Exodus 2:13-14 - Exposition.
2. Moses as a peacemaker.
A great sin disqualifies a man for many a long year from setting himself up to be a guide and teacher of others. It may at any time be thrown in his teeth, nothing could be better intended than the efforts of Moses, on the day after his crime, to compose the quarrels of his brethren, and set the disputants at one. nor is he fairly taxable with any want of equity, or even of tact, in the manner in which he set to work. He rebuked "him that did the wrong." His rebuke was mild in character — a mere expostulation; "Wherefore smitest thou," etc. Nay, according to St. Stephen ( Acts 7:26 ), it was not even an expostulation addressed to an individual, but a general address which avoided the assignment of special blame to either disputant. "Sirs, ye are brethren; why do ye wrong one to another?" Yet it had no effect; it failed utterly. The tables were at once turned on the expostulator by the inquiry, "Who made thee a prince and a judge over us? Intendest thou to slay me as thou didst the Egyptian?" Conscience makes cowards of us all. Moses, hearing this, had no more to say; he had essayed to pluck out the mote from his brother's eye, and behold! the beam was in his own eye. His brethren were quarrelsome and injurious; but he — he was a murderer.
Exodus 2:15 . —
3. Moses as a fugitive.
Men's sins are sure to "find them out." Moses had thought that he would not be detected. He had carefully "looked this way and that way" ere he struck the blow, and had seen "that there was no man." He had at once hidden the body of his victim underground. He had concluded that the Hebrew whom he had delivered from the oppressor would keep silence; if from no other reason, yet at any rate to save himself from being suspected.

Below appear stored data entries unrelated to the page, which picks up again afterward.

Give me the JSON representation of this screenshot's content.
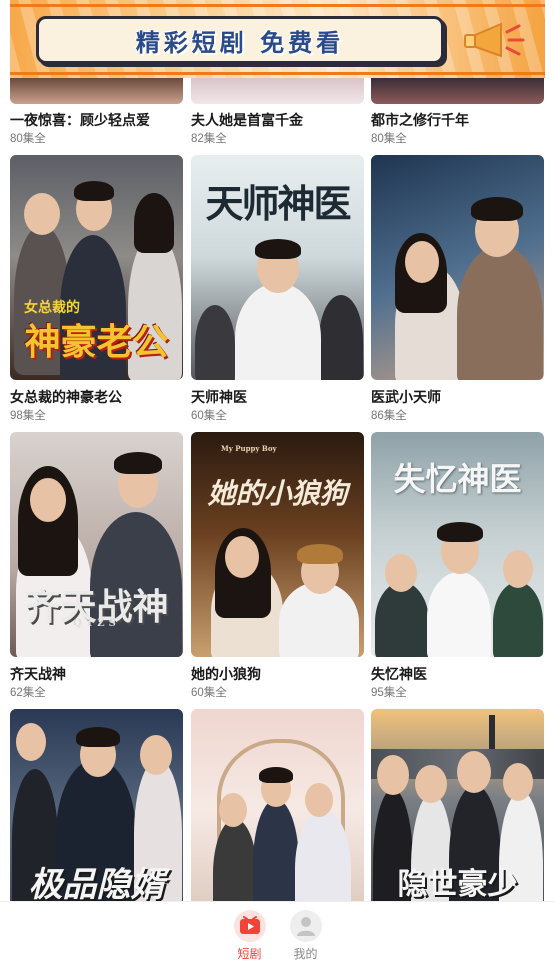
{
  "banner": {
    "text": "精彩短剧 免费看"
  },
  "colors": {
    "accent": "#f0443a",
    "banner_orange": "#f07a1a",
    "banner_text": "#2a4a8a"
  },
  "rows": [
    {
      "cards": [
        {
          "title": "一夜惊喜：顾少轻点爱",
          "episodes": "80集全"
        },
        {
          "title": "夫人她是首富千金",
          "episodes": "82集全"
        },
        {
          "title": "都市之修行千年",
          "episodes": "80集全"
        }
      ]
    },
    {
      "cards": [
        {
          "title": "女总裁的神豪老公",
          "episodes": "98集全",
          "poster_text": "神豪老公",
          "poster_sub": "女总裁的"
        },
        {
          "title": "天师神医",
          "episodes": "60集全",
          "poster_text": "天师神医"
        },
        {
          "title": "医武小天师",
          "episodes": "86集全"
        }
      ]
    },
    {
      "cards": [
        {
          "title": "齐天战神",
          "episodes": "62集全",
          "poster_text": "齐天战神",
          "poster_sub": "QTZS"
        },
        {
          "title": "她的小狼狗",
          "episodes": "60集全",
          "poster_text": "她的小狼狗",
          "poster_sub": "My Puppy Boy"
        },
        {
          "title": "失忆神医",
          "episodes": "95集全",
          "poster_text": "失忆神医"
        }
      ]
    },
    {
      "cards": [
        {
          "title": "",
          "episodes": "",
          "poster_text": "极品隐婿"
        },
        {
          "title": "",
          "episodes": ""
        },
        {
          "title": "",
          "episodes": "",
          "poster_text": "隐世豪少"
        }
      ]
    }
  ],
  "nav": [
    {
      "label": "短剧",
      "icon": "play-video-icon",
      "active": true
    },
    {
      "label": "我的",
      "icon": "user-profile-icon",
      "active": false
    }
  ]
}
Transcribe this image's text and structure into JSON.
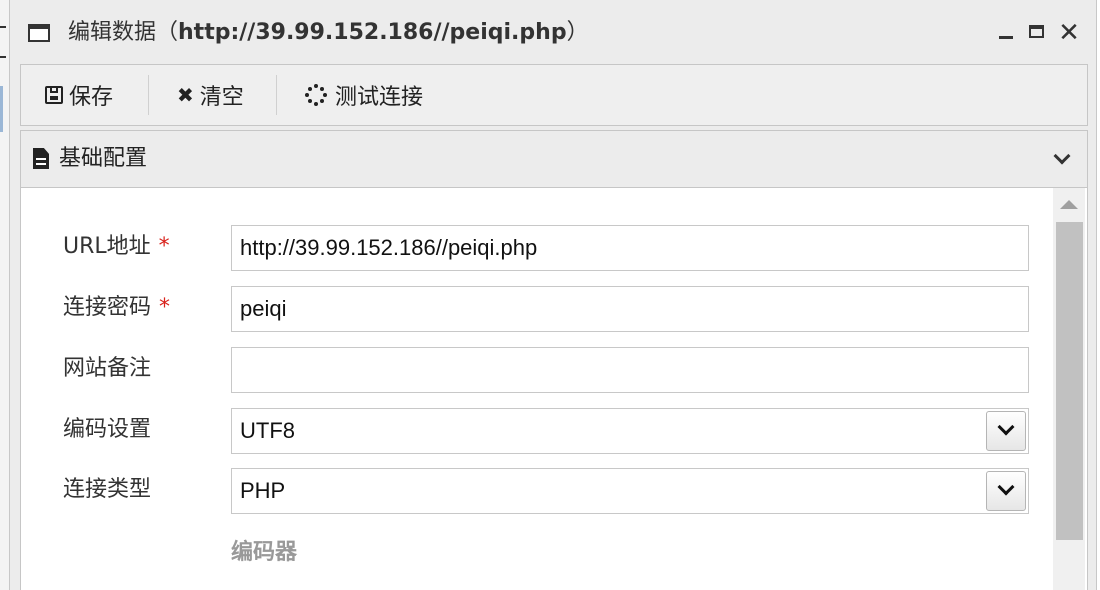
{
  "window": {
    "title_prefix": "编辑数据（",
    "title_url": "http://39.99.152.186//peiqi.php",
    "title_suffix": "）",
    "controls": {
      "close": "✕"
    }
  },
  "toolbar": {
    "save_label": "保存",
    "clear_label": "清空",
    "clear_icon": "✖",
    "test_label": "测试连接"
  },
  "panel": {
    "title": "基础配置"
  },
  "form": {
    "url": {
      "label": "URL地址",
      "required": "*",
      "value": "http://39.99.152.186//peiqi.php"
    },
    "password": {
      "label": "连接密码",
      "required": "*",
      "value": "peiqi"
    },
    "note": {
      "label": "网站备注",
      "value": ""
    },
    "encoding": {
      "label": "编码设置",
      "value": "UTF8"
    },
    "conn_type": {
      "label": "连接类型",
      "value": "PHP"
    },
    "encoder_label": "编码器"
  },
  "icons": {
    "window": "window-icon",
    "save": "floppy-icon",
    "clear": "x-icon",
    "test": "spinner-icon",
    "panel": "document-icon",
    "collapse": "chevron-down-icon"
  },
  "colors": {
    "required": "#d9221c",
    "muted_label": "#999999",
    "chrome_bg": "#ececec"
  }
}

But the man, it appears, had chattered. Perhaps from no ill motive, but simply from inability to keep a secret. He had told his wife, or his daughter, or his neighbour; and at once "the thing was known." While Moses imagined his deed shrouded in deepest secrecy, it was the general talk. All the Hebrews knew of it; and soon the Egyptians knew also. Presently it came to the ears of the king, whose business it was to punish crime, and who, naturally and rightfully, "sought to slay Moses." But he had fled away; he had put seas and deserts between himself and the royal vengeance; he was a refugee in Midian. So, though he escaped the public execution which Egyptian law awarded to his crime, he had to expiate it by forty years of exile and of hard service, a hireling shepherd tending the flock of another man.